Straining Tomatoes for Less Waste
Instead of cooking tomatoes down for hours and letting all of that goodness just evaporate, I decided to use the same method that I use for pectin-free jam-making with some of my tomato products.
When processing tomatoes for marinara, salsa, and ketchup, cut down the cooking time and preserve the extra liquid for a vegetable broth base for soup or cooking rice.
Puree your tomatoes, then pour the puree into a lined colander that is resting over a large stockpot. (I use a flour sack towel for lining the colander.)
Let it drain anywhere from 2 hours to overnight. The longer it drains, of course, the less liquid will remain in the sauce. The liquid that drains off can then be processed as a tomato broth for soup.
You’ll be left with thick tomato-ey goodness that doesn’t require a half-day of cooking to reach the proper consistency.
Canning Tomato Broth
- Strain your liquid as described above.
- Pour this into a sanitized quart jar.
- Add a dash of salt to each jar. If you are water bath canning, add 2 tbsp of lemon juice to each jar. If you are pressure canning, the lemon juice is not necessary.
- In a water bath canner, process your broth for 40 minutes at sea level, adjusting for altitude. Alternatively, you can process the broth in your pressure canner for 20 minutes at 10 pounds of pressure, adjusting for altitude.
The liquid will separate and you will have tomato “sediment” at the bottom. (See the photo) This is perfectly normal. Just shake the jar before using it to mix the liquid and the pulp. This broth can be used as a base for soup, in place of liquid for cooking meat in the crock pot, or for cooking rice.
More Tomato Canning Recipes
For even more recipes, check out my canning website and my canning cookbook.
Recommended products
I use the following products when preserving tomatoes. (You probably already have many of these in your kitchen!)

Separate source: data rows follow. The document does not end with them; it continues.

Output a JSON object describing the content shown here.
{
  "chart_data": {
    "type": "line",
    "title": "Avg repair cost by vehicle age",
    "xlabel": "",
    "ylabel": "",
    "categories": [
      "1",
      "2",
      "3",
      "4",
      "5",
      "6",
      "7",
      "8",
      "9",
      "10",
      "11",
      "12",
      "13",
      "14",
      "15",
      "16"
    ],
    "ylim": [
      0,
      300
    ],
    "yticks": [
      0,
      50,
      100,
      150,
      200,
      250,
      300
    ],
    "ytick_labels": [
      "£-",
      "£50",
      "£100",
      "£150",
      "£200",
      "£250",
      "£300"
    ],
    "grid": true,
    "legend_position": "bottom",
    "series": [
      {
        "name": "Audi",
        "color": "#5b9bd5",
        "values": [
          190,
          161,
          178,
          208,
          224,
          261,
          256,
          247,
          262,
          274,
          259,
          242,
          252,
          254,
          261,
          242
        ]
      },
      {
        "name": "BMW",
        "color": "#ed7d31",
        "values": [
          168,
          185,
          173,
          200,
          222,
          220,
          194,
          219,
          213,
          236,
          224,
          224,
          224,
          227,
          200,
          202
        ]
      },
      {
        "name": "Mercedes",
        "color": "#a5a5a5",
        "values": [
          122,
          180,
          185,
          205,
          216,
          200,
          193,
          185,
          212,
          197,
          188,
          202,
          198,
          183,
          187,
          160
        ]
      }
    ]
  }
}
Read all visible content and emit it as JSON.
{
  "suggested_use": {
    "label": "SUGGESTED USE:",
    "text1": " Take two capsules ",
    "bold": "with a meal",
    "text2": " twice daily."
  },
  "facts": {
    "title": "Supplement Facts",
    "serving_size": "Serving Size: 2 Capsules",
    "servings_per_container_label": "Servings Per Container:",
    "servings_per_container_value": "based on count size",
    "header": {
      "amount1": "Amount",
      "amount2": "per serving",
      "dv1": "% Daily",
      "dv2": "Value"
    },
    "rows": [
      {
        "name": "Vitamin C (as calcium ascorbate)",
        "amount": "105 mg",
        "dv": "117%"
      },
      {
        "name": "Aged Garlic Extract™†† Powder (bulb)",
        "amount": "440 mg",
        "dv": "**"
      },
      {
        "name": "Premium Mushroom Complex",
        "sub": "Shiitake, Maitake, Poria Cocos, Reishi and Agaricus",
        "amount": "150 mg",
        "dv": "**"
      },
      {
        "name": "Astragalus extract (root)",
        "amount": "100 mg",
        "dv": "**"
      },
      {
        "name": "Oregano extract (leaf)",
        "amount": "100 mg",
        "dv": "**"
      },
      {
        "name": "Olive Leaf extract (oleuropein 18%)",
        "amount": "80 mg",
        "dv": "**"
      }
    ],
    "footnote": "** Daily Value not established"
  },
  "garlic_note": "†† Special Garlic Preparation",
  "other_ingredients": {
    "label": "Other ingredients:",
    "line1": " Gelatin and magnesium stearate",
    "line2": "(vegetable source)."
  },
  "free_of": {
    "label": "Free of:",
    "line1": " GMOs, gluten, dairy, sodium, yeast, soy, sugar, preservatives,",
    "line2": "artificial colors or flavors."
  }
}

Excelsteel 16 Quart Stainless Steel Stockpot
Presto 23-Quart Pressure Canner
Granite Ware Water Bath Canner
Flour Sack Towels
How do you preserve tomatoes?
What is your favorite way to preserve tomatoes? Share in the comments below!
Extremely helpful. We have so many tomatoes this year, they’re like the zombies in the walking dead – think you got them all, turn around and there’s another dozen of them.
Definitely freezing is my favourite way to go. So easy and versatile. I have slow-roasted tomatoes too but they are so tasty that they don’t last longer than a few days so I’ve never gotten around to preserving them!
I like to slice them about 1/8th inch thick, briefly coat them in vinegar, place the slices on metal cooling racks and put them in the sun for a few hours. The sun dries the slices into a kind of delicious fruit leather that you can add to all sorts of savory dishes. I’ve not had problems with flies but if you’re worried get some of those picnic protector cage things.
We use our Victoria Strainer and process our Romas. We turn the tomato goodness into 120 or so quarts adding celery, peppers, carrots, sugar, salt, oil and seasonings. This gives us the ability to make soups, spaghetti sauce, chili, awesome bloody mary’s etc. We cook it long enough to bring it to a boil for canning. We use it all year long and give a lot away. Liquid gold!